Мы совершенно не настаиваем на том, чтобы все расчеты плана педантично совпадали до единицы включительно. Но если разногласие расчетов достигает крупных размеров, если оно подтверждается двумя использованными приемами, то мы имеем все основания утверждать, что в предлагаемом плане, несмотря на указания его авторов, что отдельные его данные сбалансированы, обстоит не все благополучно. Очевидно, что или сельскохозяйственная продукция растет по плану слишком медленно, или темп прироста благосостояния населения принят слишком высокий. Но как бы то ни было, в 1930/31 г. по плану СССР ставится в необходимость не только отказаться от увеличения положительного баланса во внешней торговле сельскохозяйственными продуктами, а даже перейти к отрицательному балансу, т.е. превратиться по существу в страну, импортирующую как сельскохозяйственные товары вообще, так и сельскохозяйственные предметы питания в частности.

Очевидно также, что этот вывод, не делаемый и далее не замечаемый С.Г. Струмилиным, но вытекающий из его построений, делает нереальными приведенные выше расчеты на развитие импорта промышленного оборудования и сырья, а следовательно, и на выполнение намеченной планом программы индустриального развития страны.

VI

Таким образом, мы вскрыли, что намеченный план развития народного хозяйства оказывается нереальным и внутренне несогласованным при разборе его с двух чрезвычайно важных сторон: со стороны обеспечения необходимого накопления необходимого развития сельскохозяйственного экспорта.
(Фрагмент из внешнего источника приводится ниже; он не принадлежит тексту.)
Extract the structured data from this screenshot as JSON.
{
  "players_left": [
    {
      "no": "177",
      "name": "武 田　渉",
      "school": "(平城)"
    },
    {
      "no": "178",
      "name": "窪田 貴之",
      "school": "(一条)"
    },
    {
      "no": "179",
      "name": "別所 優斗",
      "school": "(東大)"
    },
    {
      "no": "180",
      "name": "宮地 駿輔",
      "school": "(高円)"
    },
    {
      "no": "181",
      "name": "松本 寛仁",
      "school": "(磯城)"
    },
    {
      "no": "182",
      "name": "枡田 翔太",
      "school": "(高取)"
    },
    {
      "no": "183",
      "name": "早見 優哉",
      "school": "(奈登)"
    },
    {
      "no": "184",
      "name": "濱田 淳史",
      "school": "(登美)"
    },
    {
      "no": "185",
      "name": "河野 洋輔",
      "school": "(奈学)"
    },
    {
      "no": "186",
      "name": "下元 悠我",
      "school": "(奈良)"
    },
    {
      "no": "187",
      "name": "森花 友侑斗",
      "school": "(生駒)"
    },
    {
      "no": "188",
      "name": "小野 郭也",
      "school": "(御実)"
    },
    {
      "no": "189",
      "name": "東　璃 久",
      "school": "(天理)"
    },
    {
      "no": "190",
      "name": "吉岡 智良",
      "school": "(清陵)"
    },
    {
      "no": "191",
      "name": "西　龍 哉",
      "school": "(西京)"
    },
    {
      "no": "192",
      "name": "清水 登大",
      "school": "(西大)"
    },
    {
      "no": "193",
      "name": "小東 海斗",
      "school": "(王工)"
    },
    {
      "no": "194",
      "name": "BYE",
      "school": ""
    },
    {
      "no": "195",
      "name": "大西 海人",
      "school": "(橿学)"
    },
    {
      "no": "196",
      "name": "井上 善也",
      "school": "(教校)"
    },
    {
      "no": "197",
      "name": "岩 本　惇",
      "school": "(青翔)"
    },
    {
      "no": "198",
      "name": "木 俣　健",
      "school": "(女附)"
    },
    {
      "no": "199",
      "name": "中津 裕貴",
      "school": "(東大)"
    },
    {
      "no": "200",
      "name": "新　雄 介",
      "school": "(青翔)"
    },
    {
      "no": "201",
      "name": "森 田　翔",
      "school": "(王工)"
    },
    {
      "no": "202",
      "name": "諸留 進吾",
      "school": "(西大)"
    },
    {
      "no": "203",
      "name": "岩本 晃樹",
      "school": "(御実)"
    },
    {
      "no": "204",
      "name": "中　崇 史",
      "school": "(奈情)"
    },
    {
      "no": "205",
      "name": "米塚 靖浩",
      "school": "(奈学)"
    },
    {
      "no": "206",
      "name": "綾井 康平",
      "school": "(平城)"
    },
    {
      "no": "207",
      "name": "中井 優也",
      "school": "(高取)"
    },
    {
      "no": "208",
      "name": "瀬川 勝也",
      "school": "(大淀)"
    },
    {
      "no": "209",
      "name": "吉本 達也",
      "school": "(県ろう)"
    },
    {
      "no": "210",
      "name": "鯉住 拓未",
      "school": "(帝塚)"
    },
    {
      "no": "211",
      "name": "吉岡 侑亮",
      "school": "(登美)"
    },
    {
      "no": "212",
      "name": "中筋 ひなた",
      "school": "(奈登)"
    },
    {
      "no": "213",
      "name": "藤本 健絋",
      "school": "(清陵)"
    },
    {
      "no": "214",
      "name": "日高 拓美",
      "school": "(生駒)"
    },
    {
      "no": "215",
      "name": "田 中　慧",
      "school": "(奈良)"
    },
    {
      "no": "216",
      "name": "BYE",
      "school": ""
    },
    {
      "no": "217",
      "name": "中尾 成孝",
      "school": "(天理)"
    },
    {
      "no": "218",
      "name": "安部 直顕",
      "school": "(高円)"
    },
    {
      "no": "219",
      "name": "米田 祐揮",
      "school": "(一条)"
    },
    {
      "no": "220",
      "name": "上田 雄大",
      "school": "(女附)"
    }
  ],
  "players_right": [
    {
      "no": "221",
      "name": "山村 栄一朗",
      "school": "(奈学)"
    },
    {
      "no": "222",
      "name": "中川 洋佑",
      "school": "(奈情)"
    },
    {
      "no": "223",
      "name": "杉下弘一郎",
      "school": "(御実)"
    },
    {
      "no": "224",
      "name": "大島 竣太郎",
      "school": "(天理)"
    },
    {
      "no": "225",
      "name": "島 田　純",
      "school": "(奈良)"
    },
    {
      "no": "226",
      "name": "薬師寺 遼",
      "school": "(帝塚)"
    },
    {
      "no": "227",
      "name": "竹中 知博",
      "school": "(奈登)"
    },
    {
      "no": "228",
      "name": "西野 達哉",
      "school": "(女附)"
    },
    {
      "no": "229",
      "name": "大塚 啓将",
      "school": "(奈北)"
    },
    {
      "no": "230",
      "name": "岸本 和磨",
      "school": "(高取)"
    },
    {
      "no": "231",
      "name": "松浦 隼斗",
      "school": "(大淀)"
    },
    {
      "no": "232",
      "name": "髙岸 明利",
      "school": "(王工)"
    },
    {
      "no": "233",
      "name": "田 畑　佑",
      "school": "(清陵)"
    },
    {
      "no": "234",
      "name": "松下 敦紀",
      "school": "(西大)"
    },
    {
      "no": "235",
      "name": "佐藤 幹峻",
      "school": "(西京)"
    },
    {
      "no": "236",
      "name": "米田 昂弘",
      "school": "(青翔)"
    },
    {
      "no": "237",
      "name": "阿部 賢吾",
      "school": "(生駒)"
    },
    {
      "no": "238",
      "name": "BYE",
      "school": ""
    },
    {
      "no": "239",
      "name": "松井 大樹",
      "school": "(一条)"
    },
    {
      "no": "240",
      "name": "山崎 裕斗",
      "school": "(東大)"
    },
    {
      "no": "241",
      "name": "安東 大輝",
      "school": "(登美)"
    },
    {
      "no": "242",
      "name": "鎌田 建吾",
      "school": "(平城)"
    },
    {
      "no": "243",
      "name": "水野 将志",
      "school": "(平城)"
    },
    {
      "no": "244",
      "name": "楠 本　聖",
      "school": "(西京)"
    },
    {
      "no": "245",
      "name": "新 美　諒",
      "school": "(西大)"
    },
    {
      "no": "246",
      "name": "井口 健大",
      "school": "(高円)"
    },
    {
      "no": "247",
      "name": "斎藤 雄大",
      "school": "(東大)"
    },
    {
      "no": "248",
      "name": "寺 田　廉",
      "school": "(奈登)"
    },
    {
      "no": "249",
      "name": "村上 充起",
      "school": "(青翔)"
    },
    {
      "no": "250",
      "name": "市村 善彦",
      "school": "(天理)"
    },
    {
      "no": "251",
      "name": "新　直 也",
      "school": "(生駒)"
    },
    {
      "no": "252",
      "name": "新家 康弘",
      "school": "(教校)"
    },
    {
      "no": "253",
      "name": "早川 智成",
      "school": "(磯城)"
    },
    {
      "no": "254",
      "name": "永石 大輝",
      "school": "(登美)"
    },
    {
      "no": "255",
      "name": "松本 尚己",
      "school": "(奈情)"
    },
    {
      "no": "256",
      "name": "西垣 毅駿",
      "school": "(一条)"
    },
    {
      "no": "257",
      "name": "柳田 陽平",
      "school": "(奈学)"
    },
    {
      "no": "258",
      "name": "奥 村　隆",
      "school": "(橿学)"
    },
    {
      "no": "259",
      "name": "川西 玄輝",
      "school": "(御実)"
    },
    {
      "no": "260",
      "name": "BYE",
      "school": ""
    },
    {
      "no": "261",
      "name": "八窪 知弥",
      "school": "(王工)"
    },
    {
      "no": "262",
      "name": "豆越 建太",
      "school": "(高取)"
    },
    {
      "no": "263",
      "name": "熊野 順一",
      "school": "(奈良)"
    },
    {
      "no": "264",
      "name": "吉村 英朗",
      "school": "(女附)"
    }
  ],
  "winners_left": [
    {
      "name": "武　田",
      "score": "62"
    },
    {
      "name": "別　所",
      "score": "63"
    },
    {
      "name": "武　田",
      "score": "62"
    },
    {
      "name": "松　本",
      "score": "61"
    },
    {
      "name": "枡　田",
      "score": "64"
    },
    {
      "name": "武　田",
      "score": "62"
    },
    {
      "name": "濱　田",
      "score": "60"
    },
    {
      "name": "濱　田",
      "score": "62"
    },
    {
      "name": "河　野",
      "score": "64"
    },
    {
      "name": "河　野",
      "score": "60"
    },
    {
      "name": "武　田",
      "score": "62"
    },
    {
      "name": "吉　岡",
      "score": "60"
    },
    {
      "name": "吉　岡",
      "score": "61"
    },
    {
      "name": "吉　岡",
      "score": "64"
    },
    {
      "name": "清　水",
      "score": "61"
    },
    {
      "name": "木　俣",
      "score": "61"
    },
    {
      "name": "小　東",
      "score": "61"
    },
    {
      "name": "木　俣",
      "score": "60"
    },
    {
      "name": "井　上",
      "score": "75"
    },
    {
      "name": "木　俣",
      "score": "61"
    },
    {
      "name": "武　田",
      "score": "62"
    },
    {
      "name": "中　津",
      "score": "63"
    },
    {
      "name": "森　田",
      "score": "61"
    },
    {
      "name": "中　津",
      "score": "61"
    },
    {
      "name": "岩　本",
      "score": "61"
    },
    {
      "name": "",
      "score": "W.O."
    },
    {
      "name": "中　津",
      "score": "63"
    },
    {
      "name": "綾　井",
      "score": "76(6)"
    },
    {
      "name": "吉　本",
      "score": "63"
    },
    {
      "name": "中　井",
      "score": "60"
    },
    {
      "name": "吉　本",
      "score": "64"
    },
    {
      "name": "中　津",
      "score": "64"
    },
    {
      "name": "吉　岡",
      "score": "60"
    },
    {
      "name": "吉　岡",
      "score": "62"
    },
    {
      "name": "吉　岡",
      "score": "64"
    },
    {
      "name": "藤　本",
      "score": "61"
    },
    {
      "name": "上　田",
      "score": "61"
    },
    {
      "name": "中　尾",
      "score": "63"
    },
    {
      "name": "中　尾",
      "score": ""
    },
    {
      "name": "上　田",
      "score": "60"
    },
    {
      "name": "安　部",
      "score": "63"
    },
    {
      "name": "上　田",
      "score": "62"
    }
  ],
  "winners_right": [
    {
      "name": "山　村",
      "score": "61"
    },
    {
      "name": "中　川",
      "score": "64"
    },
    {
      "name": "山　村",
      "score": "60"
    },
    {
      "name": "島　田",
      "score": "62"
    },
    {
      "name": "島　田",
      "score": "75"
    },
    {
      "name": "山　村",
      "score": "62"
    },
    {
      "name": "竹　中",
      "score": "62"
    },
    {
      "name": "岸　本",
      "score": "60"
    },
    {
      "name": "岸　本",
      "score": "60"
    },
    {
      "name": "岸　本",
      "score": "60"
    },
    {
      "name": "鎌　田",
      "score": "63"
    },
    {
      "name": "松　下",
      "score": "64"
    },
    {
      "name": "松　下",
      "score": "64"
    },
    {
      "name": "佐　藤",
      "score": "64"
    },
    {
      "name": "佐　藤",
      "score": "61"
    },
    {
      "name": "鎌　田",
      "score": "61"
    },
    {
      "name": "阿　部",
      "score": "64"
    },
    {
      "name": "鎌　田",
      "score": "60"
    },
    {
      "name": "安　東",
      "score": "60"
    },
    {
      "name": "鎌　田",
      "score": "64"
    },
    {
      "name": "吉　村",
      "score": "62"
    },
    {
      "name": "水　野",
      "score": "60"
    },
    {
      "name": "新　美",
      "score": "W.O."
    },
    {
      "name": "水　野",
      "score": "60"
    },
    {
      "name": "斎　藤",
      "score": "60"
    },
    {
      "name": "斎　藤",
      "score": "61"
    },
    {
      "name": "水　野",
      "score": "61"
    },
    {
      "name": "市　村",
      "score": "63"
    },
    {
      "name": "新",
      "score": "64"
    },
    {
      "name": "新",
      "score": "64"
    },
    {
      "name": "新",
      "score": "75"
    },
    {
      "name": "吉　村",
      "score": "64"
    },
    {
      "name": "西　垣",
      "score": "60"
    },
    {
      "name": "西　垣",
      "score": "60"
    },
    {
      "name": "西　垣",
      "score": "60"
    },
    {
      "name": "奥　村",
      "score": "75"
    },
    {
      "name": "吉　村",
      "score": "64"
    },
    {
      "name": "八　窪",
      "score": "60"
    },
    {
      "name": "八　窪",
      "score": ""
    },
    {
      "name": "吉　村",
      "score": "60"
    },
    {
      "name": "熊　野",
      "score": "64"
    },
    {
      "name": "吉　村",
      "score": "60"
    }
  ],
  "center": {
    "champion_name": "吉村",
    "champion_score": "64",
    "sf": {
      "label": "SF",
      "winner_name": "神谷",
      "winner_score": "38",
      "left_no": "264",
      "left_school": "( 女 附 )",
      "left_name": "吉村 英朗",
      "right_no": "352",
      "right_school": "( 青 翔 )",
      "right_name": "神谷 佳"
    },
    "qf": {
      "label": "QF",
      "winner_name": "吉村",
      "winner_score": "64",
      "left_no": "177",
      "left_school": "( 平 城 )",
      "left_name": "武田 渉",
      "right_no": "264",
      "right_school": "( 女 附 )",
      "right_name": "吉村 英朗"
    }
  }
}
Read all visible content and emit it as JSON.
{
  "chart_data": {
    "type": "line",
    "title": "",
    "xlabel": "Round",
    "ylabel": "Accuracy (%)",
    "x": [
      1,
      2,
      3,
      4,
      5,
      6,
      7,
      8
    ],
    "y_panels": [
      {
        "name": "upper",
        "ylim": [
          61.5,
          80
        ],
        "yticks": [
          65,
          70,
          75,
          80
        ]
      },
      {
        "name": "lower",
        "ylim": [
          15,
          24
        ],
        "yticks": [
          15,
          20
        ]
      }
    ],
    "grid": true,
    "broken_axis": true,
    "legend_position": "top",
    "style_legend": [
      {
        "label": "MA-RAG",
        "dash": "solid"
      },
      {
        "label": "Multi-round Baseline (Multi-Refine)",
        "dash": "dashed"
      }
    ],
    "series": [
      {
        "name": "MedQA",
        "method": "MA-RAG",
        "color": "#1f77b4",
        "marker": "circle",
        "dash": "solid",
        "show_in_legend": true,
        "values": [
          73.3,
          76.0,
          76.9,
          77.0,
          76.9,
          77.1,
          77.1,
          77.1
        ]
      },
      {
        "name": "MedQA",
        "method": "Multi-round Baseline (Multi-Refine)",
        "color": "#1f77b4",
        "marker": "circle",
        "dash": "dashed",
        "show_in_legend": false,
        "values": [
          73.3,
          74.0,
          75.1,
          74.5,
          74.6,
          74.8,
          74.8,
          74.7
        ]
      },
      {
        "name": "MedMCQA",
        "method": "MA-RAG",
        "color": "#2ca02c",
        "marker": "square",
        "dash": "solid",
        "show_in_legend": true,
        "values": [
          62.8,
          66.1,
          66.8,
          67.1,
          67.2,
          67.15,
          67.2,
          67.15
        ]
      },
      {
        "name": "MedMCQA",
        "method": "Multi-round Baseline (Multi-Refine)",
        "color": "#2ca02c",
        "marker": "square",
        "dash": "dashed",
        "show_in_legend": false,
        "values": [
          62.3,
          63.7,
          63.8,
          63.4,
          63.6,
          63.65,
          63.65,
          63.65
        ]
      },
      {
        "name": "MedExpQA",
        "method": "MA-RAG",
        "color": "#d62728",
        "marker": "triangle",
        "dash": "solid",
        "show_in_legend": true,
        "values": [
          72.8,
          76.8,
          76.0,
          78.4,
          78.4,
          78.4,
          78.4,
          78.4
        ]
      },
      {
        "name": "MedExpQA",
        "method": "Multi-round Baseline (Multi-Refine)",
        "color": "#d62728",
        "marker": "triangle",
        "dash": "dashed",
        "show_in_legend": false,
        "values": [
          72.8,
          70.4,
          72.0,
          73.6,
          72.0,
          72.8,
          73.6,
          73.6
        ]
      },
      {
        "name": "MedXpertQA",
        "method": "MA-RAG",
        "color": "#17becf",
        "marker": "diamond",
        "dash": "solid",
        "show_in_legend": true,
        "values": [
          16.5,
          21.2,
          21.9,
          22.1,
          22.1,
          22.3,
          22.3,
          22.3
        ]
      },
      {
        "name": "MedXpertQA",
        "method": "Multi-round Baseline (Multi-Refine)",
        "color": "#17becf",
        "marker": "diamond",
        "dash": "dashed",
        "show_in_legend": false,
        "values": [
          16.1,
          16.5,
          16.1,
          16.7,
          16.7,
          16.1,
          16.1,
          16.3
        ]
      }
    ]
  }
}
В чем же лежат причины внутренних противоречий предложенного построения перспектив? Причины таких противоречий, по нашему мнению, очевидно, лежат, во-первых, в неправильном понимании соотношения индустрии и сельского хозяйства в их развитии, во-вторых, в неправильной проекции роста благосостояния населения, так как она не соответствует намеченному темпу роста продукции. Остановимся здесь на первом вопросе, на вопросе о соотношении сельского хозяйства и индустрии, для уяснения которого предыдущее изложение дает достаточный материал.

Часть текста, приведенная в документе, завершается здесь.